Methods: A sample of ethnic Chinese cancer patients (N = 159) were included in the multivariate model analysis. The data were from an international collaboration project conducted in 2011-2012 at northern Taiwan region. The sample included breast cancer and colon cancer patients. After consent, each participant completed a questionnaire booklet in which questions were included for demographics, illness perception, self-management practice, and quality of life. Illness perception was measured by Chinese version of the revised Illness Perception Questionnaire. Self-management practice was measured in the aspects of self-care efficacy, symptom self-care activity, and health maintenance resources. Quality of life was measured by the Quality of Life Scale. All questionnaires were available in bilingual versions. Data were analyzed in SPSS 23.0 and statistical significance was preset as Alpha = 0.05.

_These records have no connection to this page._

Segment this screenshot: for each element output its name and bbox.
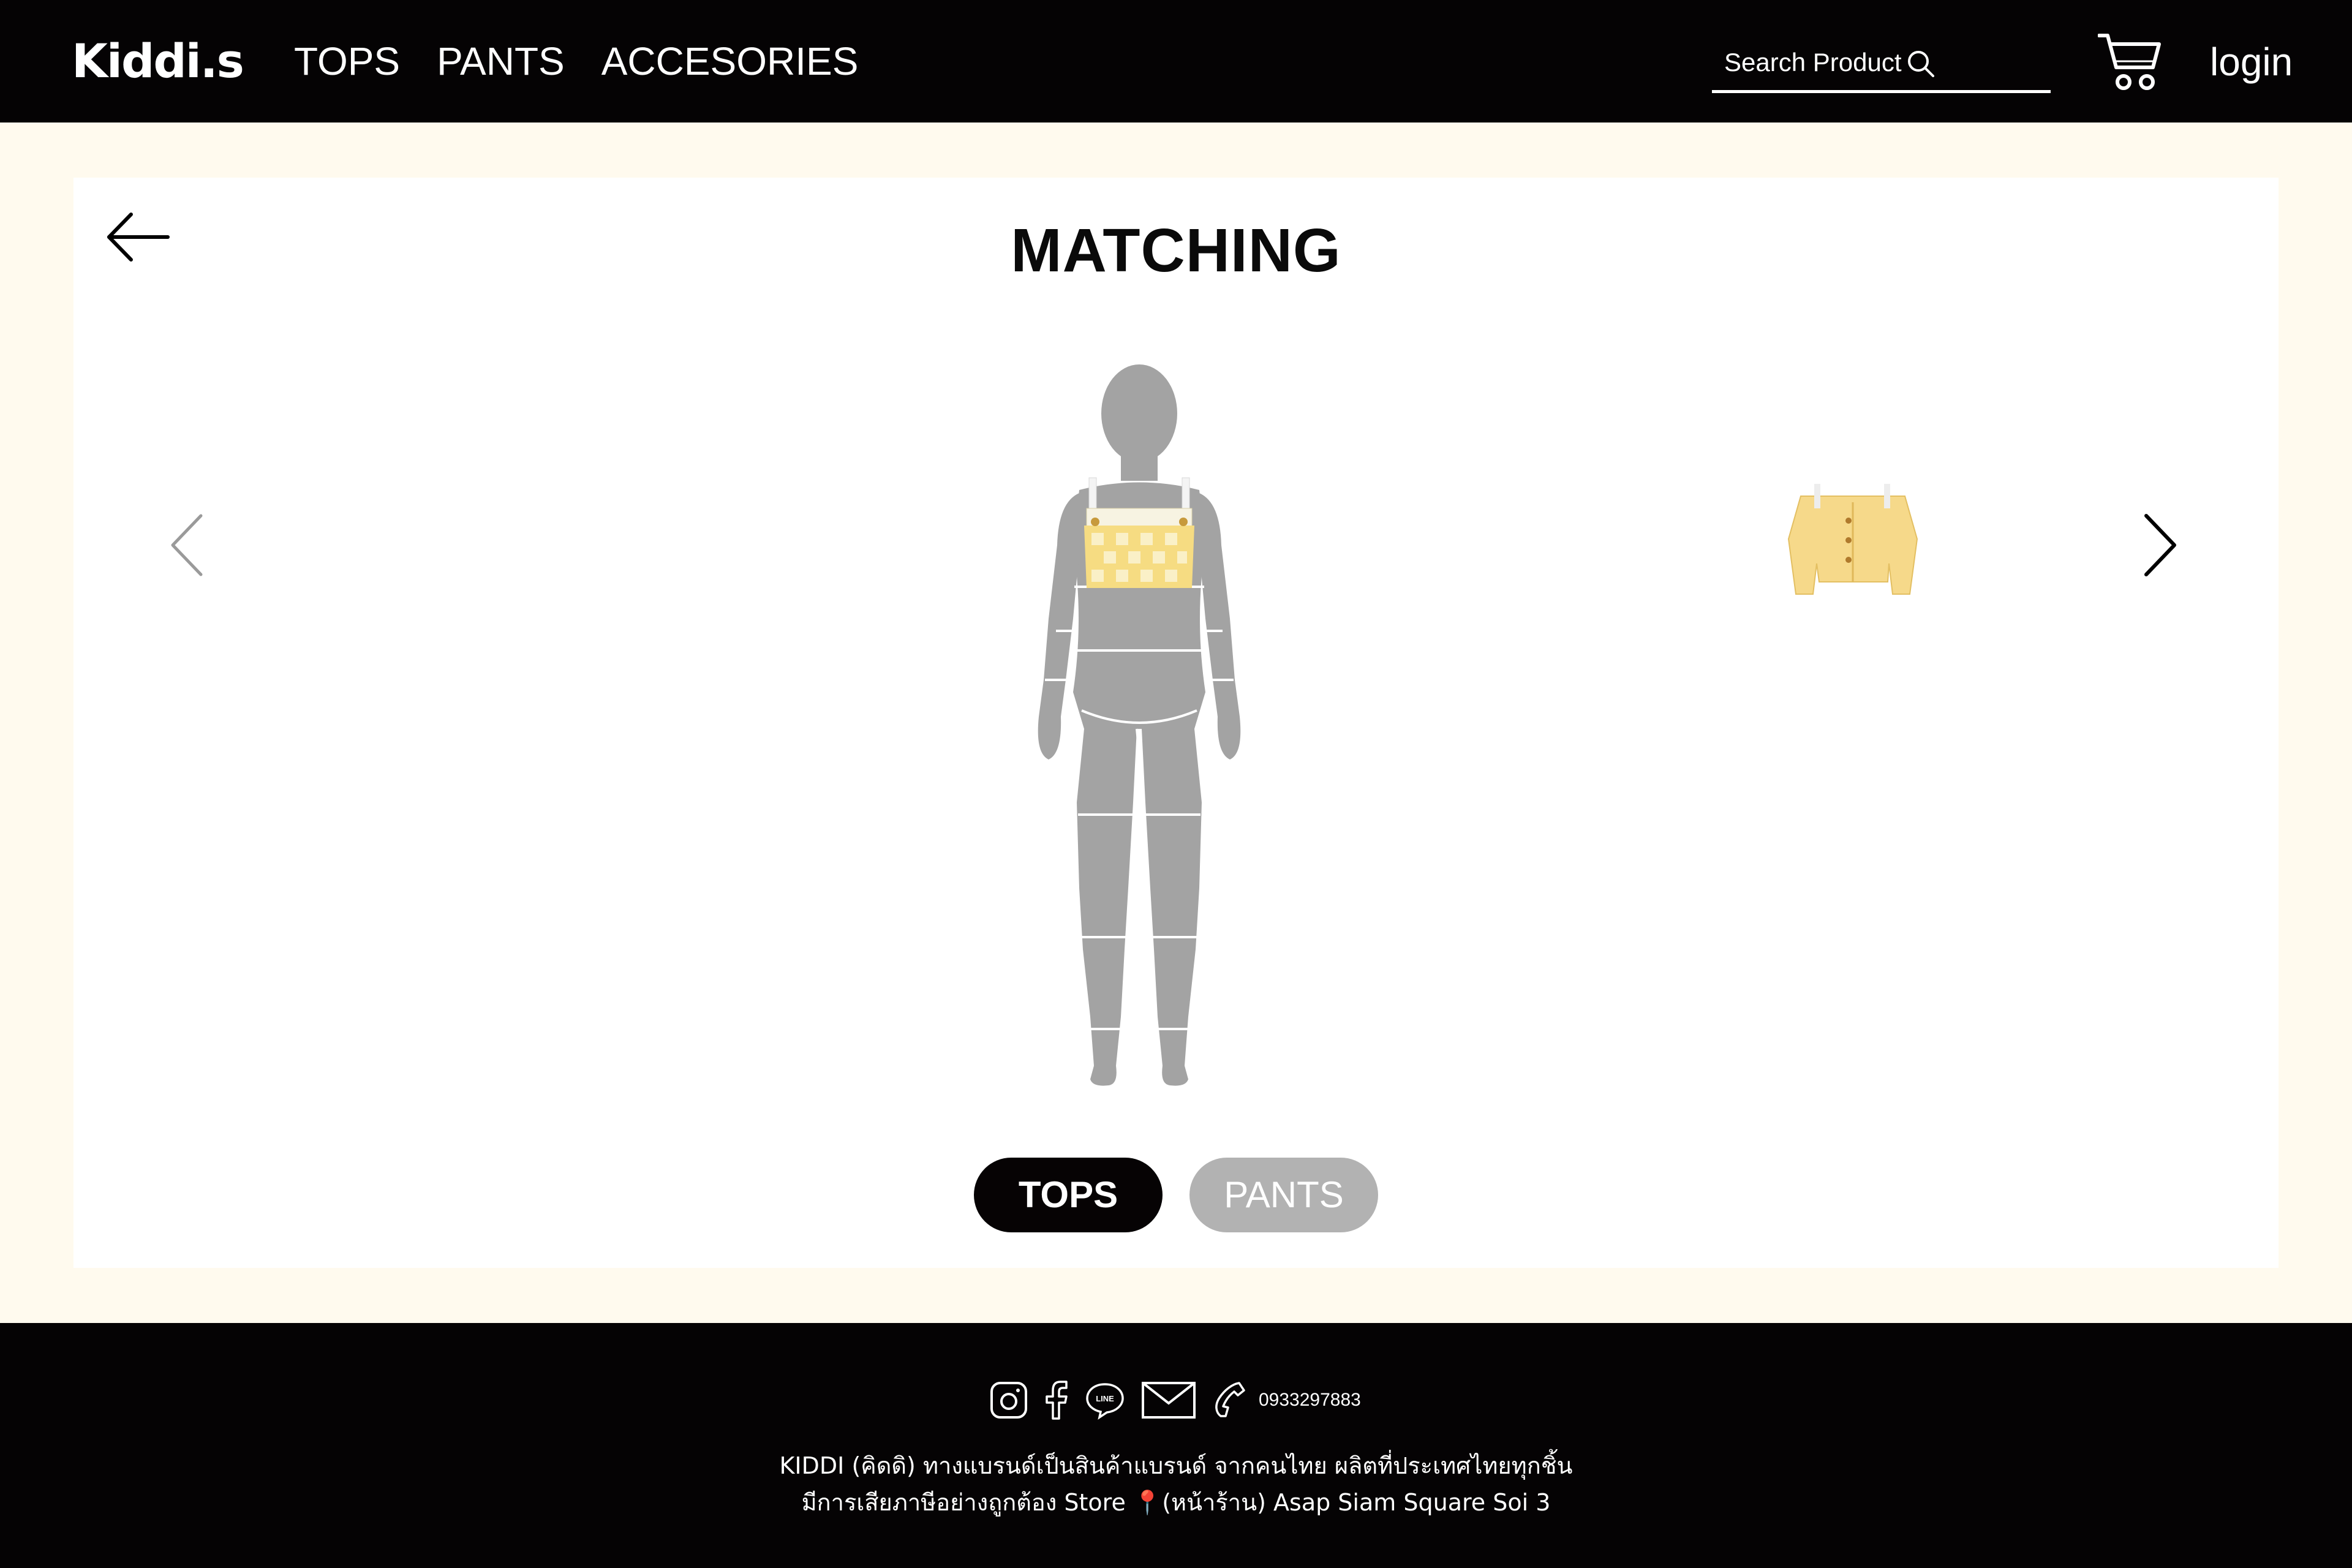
footer-text-line-2: มีการเสียภาษีอย่างถูกต้อง Store 📍(หน้าร้… <box>801 1489 1551 1516</box>
top-navbar: Kiddi.s TOPS PANTS ACCESORIES Search Pro… <box>0 0 2352 123</box>
facebook-icon[interactable] <box>1044 1379 1069 1421</box>
contact-icons: LINE 0933297883 <box>989 1379 1361 1421</box>
tops-toggle-button[interactable]: TOPS <box>974 1158 1163 1232</box>
mannequin-figure <box>1038 364 1241 1086</box>
nav-accesories[interactable]: ACCESORIES <box>601 39 859 83</box>
matching-panel: MATCHING TOPS PANTS <box>74 178 2278 1268</box>
mail-icon[interactable] <box>1141 1381 1196 1419</box>
cardigan-thumbnail[interactable] <box>1776 472 1929 606</box>
pants-toggle-button[interactable]: PANTS <box>1189 1158 1378 1232</box>
footer-text-line-1: KIDDI (คิดดิ) ทางแบรนด์เป็นสินค้าแบรนด์ … <box>779 1452 1573 1479</box>
site-footer: LINE 0933297883 KIDDI (คิดดิ) ทางแบรนด์เ… <box>0 1323 2352 1568</box>
login-link[interactable]: login <box>2210 39 2293 85</box>
brand-logo[interactable]: Kiddi.s <box>72 34 244 88</box>
search-icon[interactable] <box>1905 48 1937 80</box>
search-input[interactable]: Search Product <box>1712 43 2051 93</box>
main-nav: TOPS PANTS ACCESORIES <box>294 39 858 83</box>
chevron-right-icon[interactable] <box>2138 508 2180 582</box>
page-title: MATCHING <box>1011 216 1341 285</box>
line-icon[interactable]: LINE <box>1085 1381 1125 1420</box>
phone-number: 0933297883 <box>1259 1390 1361 1410</box>
nav-pants[interactable]: PANTS <box>437 39 565 83</box>
instagram-icon[interactable] <box>989 1381 1028 1420</box>
nav-tops[interactable]: TOPS <box>294 39 400 83</box>
phone-icon[interactable] <box>1212 1381 1249 1420</box>
search-placeholder: Search Product <box>1724 48 1902 77</box>
cart-icon[interactable] <box>2098 31 2163 92</box>
svg-text:LINE: LINE <box>1096 1394 1114 1403</box>
chevron-left-icon[interactable] <box>167 508 209 582</box>
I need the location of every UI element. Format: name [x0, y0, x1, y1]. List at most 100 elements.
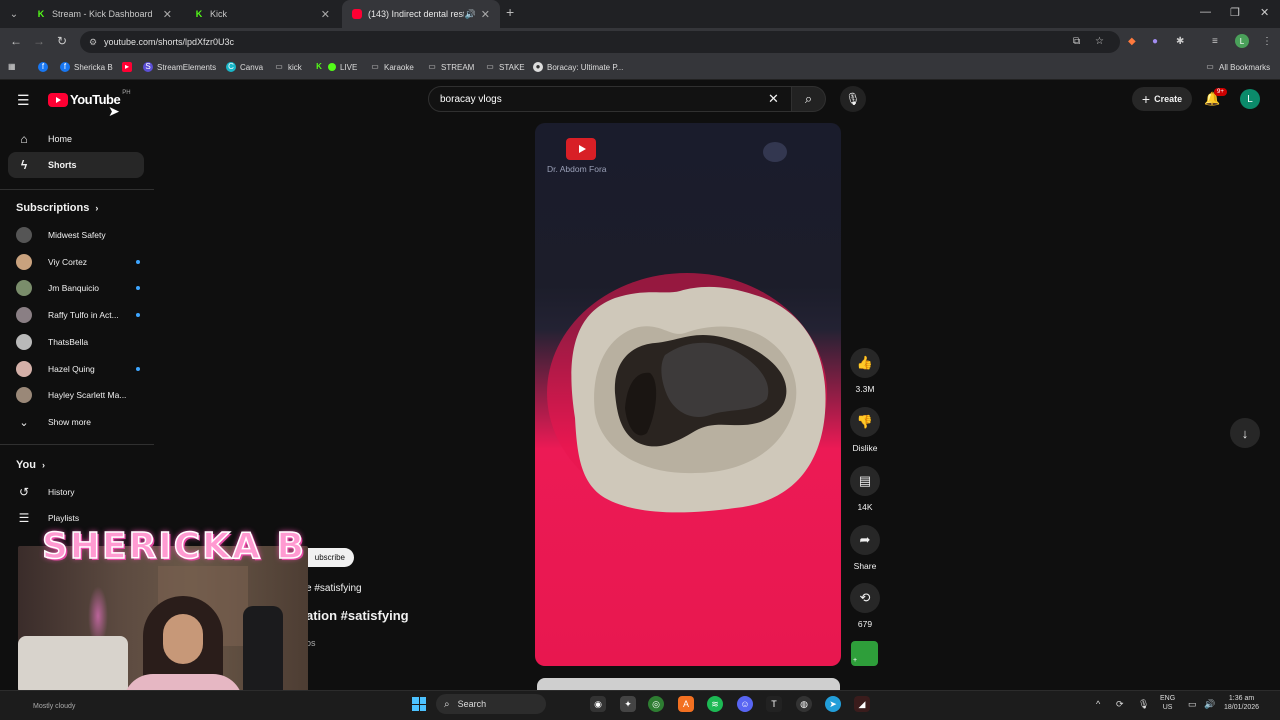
account-avatar[interactable]: L: [1240, 89, 1260, 109]
close-window-icon[interactable]: ✕: [1260, 6, 1269, 19]
remix-button[interactable]: ⟲ 679: [850, 583, 880, 629]
subscriptions-heading[interactable]: Subscriptions ›: [16, 202, 98, 214]
taskbar-search[interactable]: ⌕ Search: [436, 694, 546, 714]
streamelements-icon: S: [143, 62, 153, 72]
sound-thumbnail[interactable]: +: [851, 641, 878, 666]
bookmark-shericka[interactable]: f Shericka B: [60, 62, 113, 72]
bookmark-canva[interactable]: C Canva: [226, 62, 263, 72]
sidebar-subscription-item[interactable]: Midwest Safety: [16, 222, 140, 248]
apps-icon[interactable]: ▦: [8, 62, 16, 71]
install-app-icon[interactable]: ⧉: [1073, 36, 1080, 47]
video-title-fragment[interactable]: ation #satisfying: [306, 608, 409, 623]
sidebar-subscription-item[interactable]: Viy Cortez: [16, 249, 140, 275]
voice-search-button[interactable]: 🎙: [840, 86, 866, 112]
chevron-up-icon[interactable]: ^: [1096, 699, 1100, 709]
sidebar-subscription-item[interactable]: ThatsBella: [16, 329, 140, 355]
bookmark-facebook[interactable]: f: [38, 62, 52, 72]
sidebar-subscription-item[interactable]: Hazel Quing: [16, 356, 140, 382]
you-heading[interactable]: You ›: [16, 459, 45, 471]
share-button[interactable]: ➦ Share: [850, 525, 880, 571]
close-tab-icon[interactable]: ✕: [163, 8, 172, 21]
bookmark-live[interactable]: K LIVE: [314, 62, 357, 72]
taskbar-app-icon[interactable]: A: [678, 696, 694, 712]
tab-kick[interactable]: K Kick ✕: [184, 0, 340, 28]
show-more-button[interactable]: ⌄ Show more: [16, 409, 140, 435]
sidebar-item-shorts[interactable]: ϟ Shorts: [8, 152, 144, 178]
reload-icon[interactable]: ↻: [57, 34, 67, 48]
short-video-player[interactable]: [535, 123, 841, 666]
folder-icon: ▭: [1206, 62, 1214, 71]
sidebar-item-history[interactable]: ↺ History: [16, 479, 140, 505]
chrome-profile-avatar[interactable]: L: [1235, 34, 1249, 48]
bookmark-streamelements[interactable]: S StreamElements: [143, 62, 216, 72]
bookmark-boracay[interactable]: ● Boracay: Ultimate P...: [533, 62, 623, 72]
hamburger-menu-icon[interactable]: ☰: [17, 92, 30, 109]
restore-icon[interactable]: ❐: [1230, 6, 1240, 19]
bookmark-karaoke[interactable]: ▭ Karaoke: [370, 62, 414, 72]
media-control-icon[interactable]: ≡: [1212, 36, 1218, 47]
weather-widget[interactable]: Mostly cloudy: [33, 703, 75, 710]
like-count: 3.3M: [855, 384, 875, 394]
comments-button[interactable]: ▤ 14K: [850, 466, 880, 512]
bookmark-star-icon[interactable]: ☆: [1095, 36, 1104, 47]
taskbar-app-icon[interactable]: T: [766, 696, 782, 712]
dislike-button[interactable]: 👎 Dislike: [850, 407, 880, 453]
discord-icon[interactable]: ☺: [737, 696, 753, 712]
chrome-menu-icon[interactable]: ⋮: [1262, 36, 1272, 47]
subscription-label: Raffy Tulfo in Act...: [48, 310, 119, 321]
mouse-pointer-icon: ➤: [108, 103, 120, 119]
bookmark-stake[interactable]: ▭ STAKE: [485, 62, 524, 72]
sidebar-subscription-item[interactable]: Hayley Scarlett Ma...: [16, 382, 140, 408]
create-button[interactable]: + Create: [1132, 87, 1192, 111]
bookmarks-bar: ▦ f f Shericka B ▸ S StreamElements C Canva…: [0, 56, 1280, 80]
forward-icon[interactable]: →: [33, 34, 45, 48]
taskbar-app-icon[interactable]: ✦: [620, 696, 636, 712]
new-tab-icon[interactable]: +: [506, 4, 514, 20]
sidebar-item-home[interactable]: ⌂ Home: [8, 126, 144, 152]
tab-search-icon[interactable]: ⌄: [5, 5, 23, 23]
search-input[interactable]: boracay vlogs: [428, 86, 792, 112]
all-bookmarks[interactable]: ▭ All Bookmarks: [1205, 62, 1270, 72]
telegram-icon[interactable]: ➤: [825, 696, 841, 712]
sidebar-subscription-item[interactable]: Raffy Tulfo in Act...: [16, 302, 140, 328]
youtube-play-icon: [48, 92, 68, 107]
back-icon[interactable]: ←: [10, 34, 22, 48]
extensions-icon[interactable]: ✱: [1176, 36, 1184, 47]
extension-fox-icon[interactable]: ◆: [1128, 36, 1136, 47]
network-icon[interactable]: ▭: [1188, 699, 1197, 710]
folder-icon: ▭: [275, 62, 283, 71]
channel-name[interactable]: Dr. Abdom Fora: [547, 164, 607, 174]
tab-youtube-short[interactable]: (143) Indirect dental restora 🔊 ✕: [342, 0, 500, 28]
bookmark-stream[interactable]: ▭ STREAM: [427, 62, 474, 72]
arrow-down-icon: ↓: [1241, 425, 1249, 441]
bookmark-kick-folder[interactable]: ▭ kick: [274, 62, 302, 72]
url-field[interactable]: ⚙ youtube.com/shorts/lpdXfzr0U3c: [80, 31, 1120, 53]
channel-logo[interactable]: [566, 138, 596, 160]
tray-app-icon[interactable]: ⟳: [1116, 699, 1124, 710]
taskbar-app-icon[interactable]: ◢: [854, 696, 870, 712]
tab-kick-dashboard[interactable]: K Stream - Kick Dashboard ✕: [26, 0, 182, 28]
sidebar-subscription-item[interactable]: Jm Banquicio: [16, 275, 140, 301]
taskbar-clock[interactable]: 1:36 am 18/01/2026: [1224, 694, 1259, 712]
volume-icon[interactable]: 🔊: [1204, 699, 1215, 710]
spotify-icon[interactable]: ≋: [707, 696, 723, 712]
clear-search-icon[interactable]: ✕: [768, 91, 779, 107]
search-button[interactable]: ⌕: [792, 86, 826, 112]
next-short-button[interactable]: ↓: [1230, 418, 1260, 448]
language-indicator[interactable]: ENG US: [1160, 694, 1175, 712]
close-tab-icon[interactable]: ✕: [481, 8, 490, 21]
microphone-icon[interactable]: 🎙: [1138, 699, 1149, 710]
chrome-icon[interactable]: ◎: [648, 696, 664, 712]
minimize-icon[interactable]: —: [1200, 6, 1211, 18]
bookmark-youtube[interactable]: ▸: [122, 62, 136, 72]
extension-cloud-icon[interactable]: ●: [1152, 36, 1158, 47]
windows-start-icon[interactable]: [412, 697, 426, 711]
taskbar-app-icon[interactable]: ◉: [590, 696, 606, 712]
folder-icon: ▭: [486, 62, 494, 71]
site-info-icon[interactable]: ⚙: [89, 37, 97, 48]
like-button[interactable]: 👍 3.3M: [850, 348, 880, 394]
close-tab-icon[interactable]: ✕: [321, 8, 330, 21]
speaker-icon[interactable]: 🔊: [465, 9, 476, 20]
next-short-preview[interactable]: [537, 678, 840, 690]
obs-icon[interactable]: ◍: [796, 696, 812, 712]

Results: The mean age of the sample was 55.55 years old, and 83% of the sample was female. The mean Karnofsky's Score was 78.43 (SD = 13.19). Seventy-two percent of the sample reported the religion preference was as Buddhism or Taoism. Thirty-three percent identified themselves as the primary caregivers. The overall sample reported moderate level of quality of life and self-care efficacy. On average, about five symptoms were reported from each participant. Stress and overwork were the common perceived causes of cancer reported in the sample. Walking and exercise were the commonly used daily health maintenance activities. The four-stage hierarchical multiple regression revealed that at stage one, demographic characteristics contributed significantly to the regression model (F (9,I2) = 4.48, p < .001) and accounted for 24% of the variation in quality of life. In step two, adding the illness perception subscale dimension variables explained an additional 18% of the variation in quality of life and this change in R2 was significant (F Change (8,119) = 4.46, p < .001). In step 3, adding self-care efficacy to the regression model only explained an additional 1% of the variation in quality of life and this change in R2 was not significant. However, the overall model was statistically significant (F (18,118) = 4.85, p < .001). The final model explained a total 43% of variance in quality of life (F (19,117) = 4.56, p < .001). Among all variables, the dimensions of consequence and personal control from the Illness Perception Questionnaire, and Karnofsky's Score were the significant predictors in the model.
The overall results from this study showed that enhancing cancer patients' self-care efficacy and empowering patients to have positive personal control and attitude toward cancer and its treatment can significantly contribute to their quality of life. While the sample was focused on Taiwanese patients in this study, the proposed predicted model can be applied in other population. The emphasis of self-management in cancer patients' long-term quality of life has also been well established in the literature. Illness perception has also been supported to be the main covariate to quality of life in cancer patients can be employed to facilitate cancer patients for empowering their efficacy in self-management and active participation and planning for their adjustment with living with cancer. Further research can explore culturally-appropriate interventions to assist cancer patients to support their self-management. Variation in illness perceptions of cancer by different types of cancer should be considered in cancer survivorship planning and patient education.